14 Responses to “jQuery Library”

  • jQuery: Blog: » Mini Tutorial Says:

    […] I’ve been digging through my referrer logs and Technorati to see who’s talking about jQuery. Today I ran across someone who wrote a quick tutorial on how to use jQuery. I’m kind of suspicious of the site itself (Google Ads, No User Comments) – but the author took the time to write original content, so that helped to justify its context. […]

  • pianio12 Says:

    This code throws error.

    $(“p”).style(“color”, “yellow”);
    Error: $(“p”).style is not a function

    Are you sure the code is correct?

  • TechKnow Says:

    In jQuery 1.1 you can use the css function. I updated the post to reflect this. Thanks Pianio12.

  • Alexis Bellido Says:

    Pianio12, you have to include the jQuery library in your page for the example code to work ;)

  • sunil Says:

    Nice article for the begginer. thanks a lot

  • Erinyes Says:

    Actually it won’t work if you don’t place your code in a block like this:

    $(document).ready( function() {

    /* ToDo Code */

    });

  • Ryan Says:

    jQuery is hardly based on Mootools. jQuery is much more powerful and lightweight due to the fact that it doesn’t have all of the bloat that mootools does.

  • TechKnow Says:

    @Ryan – This tutorial was written before jQuery was even 1.0. I should have have referenced my claim but even if you look up at jQuery 1.0 you can see comments that explain that the code was cloned from moo (http://code.jquery.com/jquery-1.0.js). Over the nearly two years that this tutorial has been written these two libraries have changed drastically and taken different directions.

  • Xyronet Says:

    Thanks! at least someone tried to show a real 10 minutes jquery tutorial, though its a bit outdated. Anyhow I feel at home, even getting a simple task of new library done, so am thankful.

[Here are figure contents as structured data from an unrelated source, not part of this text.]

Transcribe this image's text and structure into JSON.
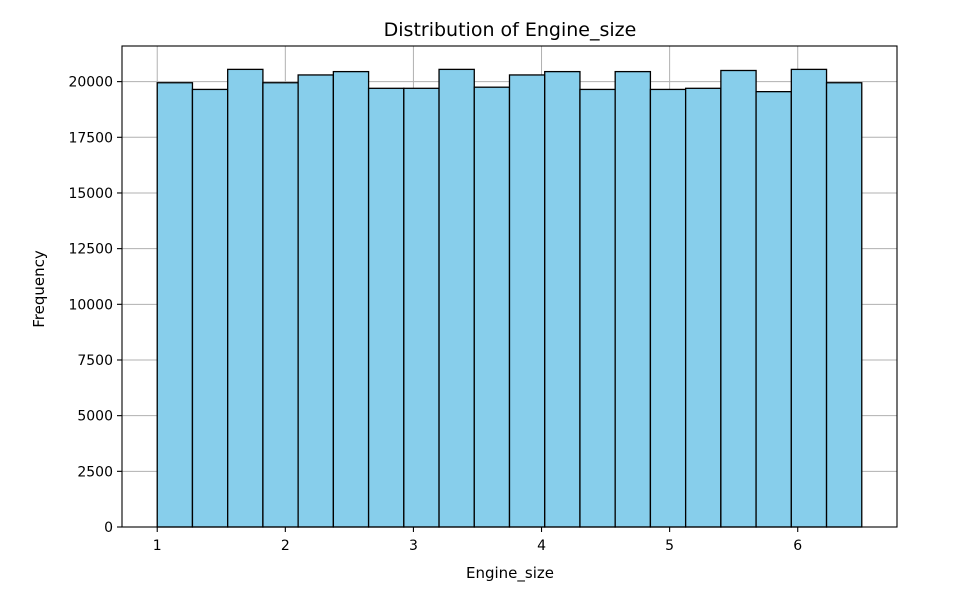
{
  "chart_data": {
    "type": "bar",
    "subtype": "histogram",
    "title": "Distribution of Engine_size",
    "xlabel": "Engine_size",
    "ylabel": "Frequency",
    "xlim": [
      0.725,
      6.775
    ],
    "ylim": [
      0,
      21600
    ],
    "xticks": [
      1,
      2,
      3,
      4,
      5,
      6
    ],
    "yticks": [
      0,
      2500,
      5000,
      7500,
      10000,
      12500,
      15000,
      17500,
      20000
    ],
    "grid": true,
    "bar_color": "#87ceeb",
    "edge_color": "#000000",
    "bins": {
      "edges": [
        1.0,
        1.275,
        1.55,
        1.825,
        2.1,
        2.375,
        2.65,
        2.925,
        3.2,
        3.475,
        3.75,
        4.025,
        4.3,
        4.575,
        4.85,
        5.125,
        5.4,
        5.675,
        5.95,
        6.225,
        6.5
      ],
      "counts": [
        19950,
        19650,
        20550,
        19950,
        20300,
        20450,
        19700,
        19700,
        20550,
        19750,
        20300,
        20450,
        19650,
        20450,
        19650,
        19700,
        20500,
        19550,
        20550,
        19950
      ]
    }
  }
}
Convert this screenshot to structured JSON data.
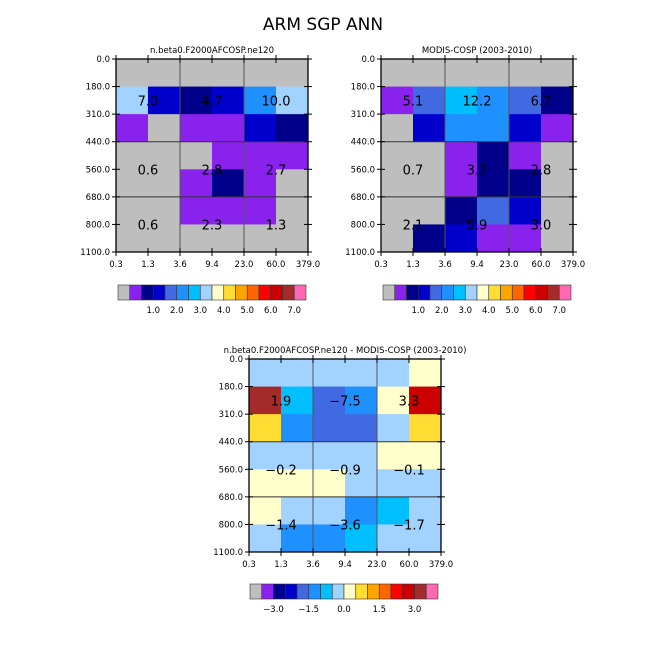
{
  "title": "ARM SGP ANN",
  "chart_data": [
    {
      "type": "heatmap",
      "title": "n.beta0.F2000AFCOSP.ne120",
      "x_ticks": [
        "0.3",
        "1.3",
        "3.6",
        "9.4",
        "23.0",
        "60.0",
        "379.0"
      ],
      "y_ticks": [
        "0.0",
        "180.0",
        "310.0",
        "440.0",
        "560.0",
        "680.0",
        "800.0",
        "1100.0"
      ],
      "color_index": [
        [
          0,
          0,
          0,
          0,
          0,
          0
        ],
        [
          7,
          3,
          2,
          3,
          5,
          7
        ],
        [
          1,
          0,
          1,
          1,
          3,
          2
        ],
        [
          0,
          0,
          0,
          1,
          1,
          1
        ],
        [
          0,
          0,
          1,
          2,
          1,
          0
        ],
        [
          0,
          0,
          1,
          1,
          1,
          0
        ],
        [
          0,
          0,
          0,
          0,
          0,
          0
        ]
      ],
      "annotations": [
        [
          "7.0",
          "4.7",
          "10.0"
        ],
        [
          "0.6",
          "2.8",
          "2.7"
        ],
        [
          "0.6",
          "2.3",
          "1.3"
        ]
      ],
      "colorbar_labels": [
        "1.0",
        "2.0",
        "3.0",
        "4.0",
        "5.0",
        "6.0",
        "7.0"
      ]
    },
    {
      "type": "heatmap",
      "title": "MODIS-COSP (2003-2010)",
      "x_ticks": [
        "0.3",
        "1.3",
        "3.6",
        "9.4",
        "23.0",
        "60.0",
        "379.0"
      ],
      "y_ticks": [
        "0.0",
        "180.0",
        "310.0",
        "440.0",
        "560.0",
        "680.0",
        "800.0",
        "1100.0"
      ],
      "color_index": [
        [
          0,
          0,
          0,
          0,
          0,
          0
        ],
        [
          1,
          4,
          6,
          5,
          4,
          2
        ],
        [
          0,
          3,
          5,
          5,
          3,
          1
        ],
        [
          0,
          0,
          1,
          2,
          1,
          0
        ],
        [
          0,
          0,
          1,
          2,
          2,
          0
        ],
        [
          0,
          0,
          2,
          4,
          3,
          0
        ],
        [
          0,
          2,
          3,
          1,
          1,
          0
        ]
      ],
      "annotations": [
        [
          "5.1",
          "12.2",
          "6.7"
        ],
        [
          "0.7",
          "3.7",
          "2.8"
        ],
        [
          "2.1",
          "5.9",
          "3.0"
        ]
      ],
      "colorbar_labels": [
        "1.0",
        "2.0",
        "3.0",
        "4.0",
        "5.0",
        "6.0",
        "7.0"
      ]
    },
    {
      "type": "heatmap",
      "title": "n.beta0.F2000AFCOSP.ne120 - MODIS-COSP (2003-2010)",
      "x_ticks": [
        "0.3",
        "1.3",
        "3.6",
        "9.4",
        "23.0",
        "60.0",
        "379.0"
      ],
      "y_ticks": [
        "0.0",
        "180.0",
        "310.0",
        "440.0",
        "560.0",
        "680.0",
        "800.0",
        "1100.0"
      ],
      "color_index": [
        [
          7,
          7,
          7,
          7,
          7,
          8
        ],
        [
          14,
          6,
          4,
          5,
          8,
          13
        ],
        [
          9,
          5,
          4,
          4,
          7,
          9
        ],
        [
          7,
          7,
          7,
          7,
          8,
          8
        ],
        [
          8,
          8,
          8,
          7,
          7,
          7
        ],
        [
          8,
          7,
          7,
          5,
          6,
          7
        ],
        [
          7,
          5,
          5,
          6,
          7,
          7
        ]
      ],
      "annotations": [
        [
          "1.9",
          "-7.5",
          "3.3"
        ],
        [
          "-0.2",
          "-0.9",
          "-0.1"
        ],
        [
          "-1.4",
          "-3.6",
          "-1.7"
        ]
      ],
      "colorbar_labels": [
        "-3.0",
        "-1.5",
        "0.0",
        "1.5",
        "3.0"
      ]
    }
  ],
  "palette": [
    "#bebebe",
    "#8a22ee",
    "#00008b",
    "#0000cd",
    "#4169e1",
    "#1e90ff",
    "#00bfff",
    "#a2d2ff",
    "#ffffcc",
    "#ffdd33",
    "#ffa500",
    "#ff6600",
    "#ff0000",
    "#cc0000",
    "#a52a2a",
    "#ff69b4"
  ]
}
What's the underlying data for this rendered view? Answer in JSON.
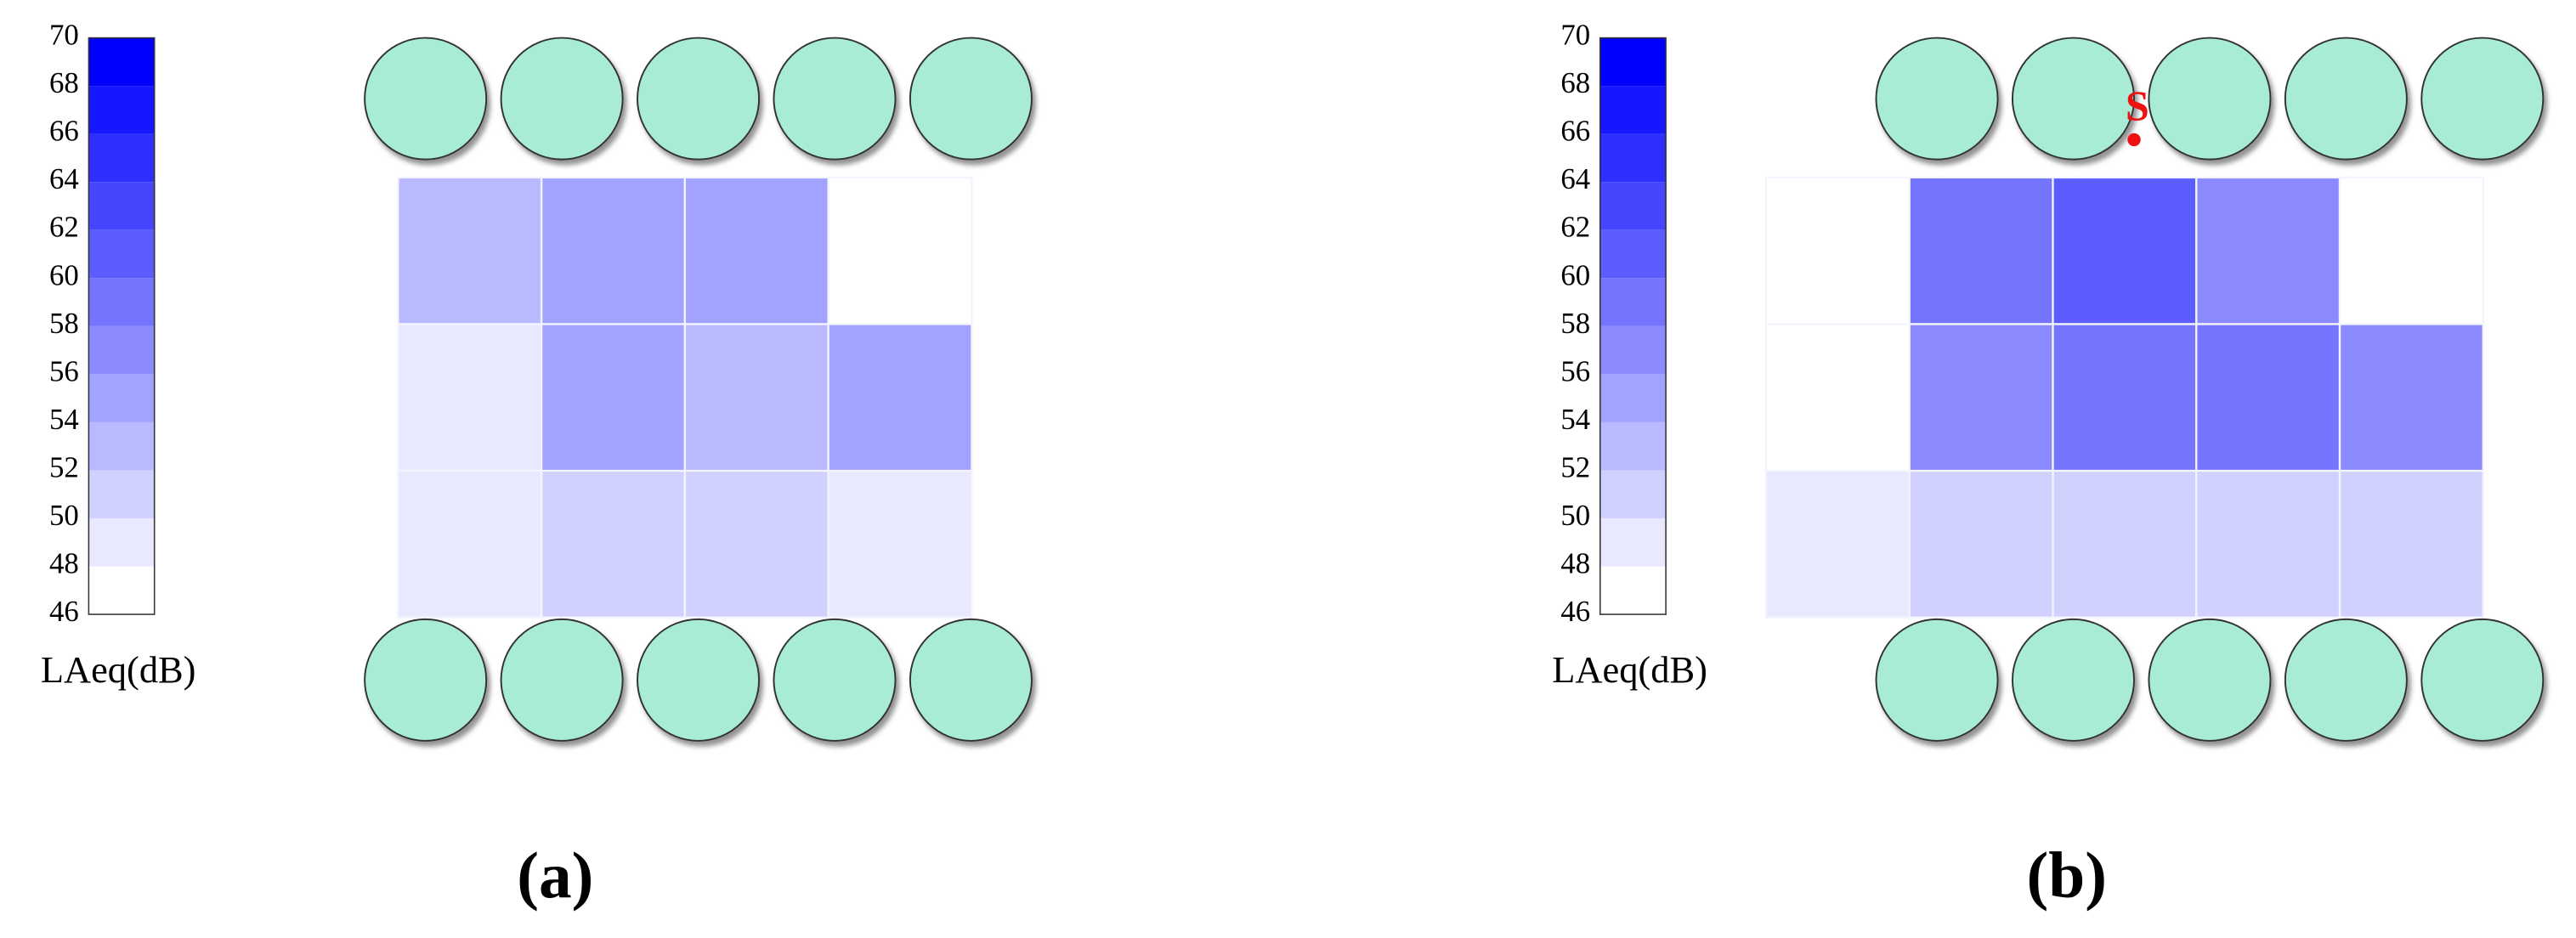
{
  "chart_data": [
    {
      "type": "heatmap",
      "caption": "(a)",
      "colorbar_label": "LAeq(dB)",
      "clim": [
        46,
        70
      ],
      "cticks": [
        46,
        48,
        50,
        52,
        54,
        56,
        58,
        60,
        62,
        64,
        66,
        68,
        70
      ],
      "color": "#0000ff",
      "values": [
        [
          null,
          53,
          55,
          55,
          47
        ],
        [
          null,
          49,
          55,
          53,
          55
        ],
        [
          null,
          49,
          51,
          51,
          49
        ]
      ]
    },
    {
      "type": "heatmap",
      "caption": "(b)",
      "colorbar_label": "LAeq(dB)",
      "clim": [
        46,
        70
      ],
      "cticks": [
        46,
        48,
        50,
        52,
        54,
        56,
        58,
        60,
        62,
        64,
        66,
        68,
        70
      ],
      "color": "#0000ff",
      "values": [
        [
          47,
          59,
          61,
          57,
          47
        ],
        [
          47,
          57,
          59,
          59,
          57
        ],
        [
          49,
          51,
          51,
          51,
          51
        ]
      ],
      "source_label": "S"
    }
  ]
}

  • ??? ? jquery ?? ????? ???????? :: TermiT's Blog Says:

    […] Simple Introduction to jQuery […]

  • Jeremy Says:

    This is a nice introduction to jQuery, but it could be a bit misleading to new users. jQuery has definitely evolved far beyond where it was at the time this tutorial was written.

    Regardless though, it’s well written and informative. I’m a little embarrassed to give myself a shameless plug, but I just completed my first tutorial on jQuery plugins:

    I’m trying to get some feedback on it, so I would definitely appreciate any input in the comments.

  • TechKnow Says:

    @Jeremy – jQuery has definetly evolved over the past 2 years! Just now, I was looking into jQuery UI. But the basics presented in this tutorial still apply as an introduction to jQuery.

  • ganapathi cheruvu Says:

    its a nice,simple and very usefull tool for web developers

  • Muhammad Yasir Awan Says:

    I am very beginner and really loved this article. I have got answers to my one hundred questions. Thanks so much.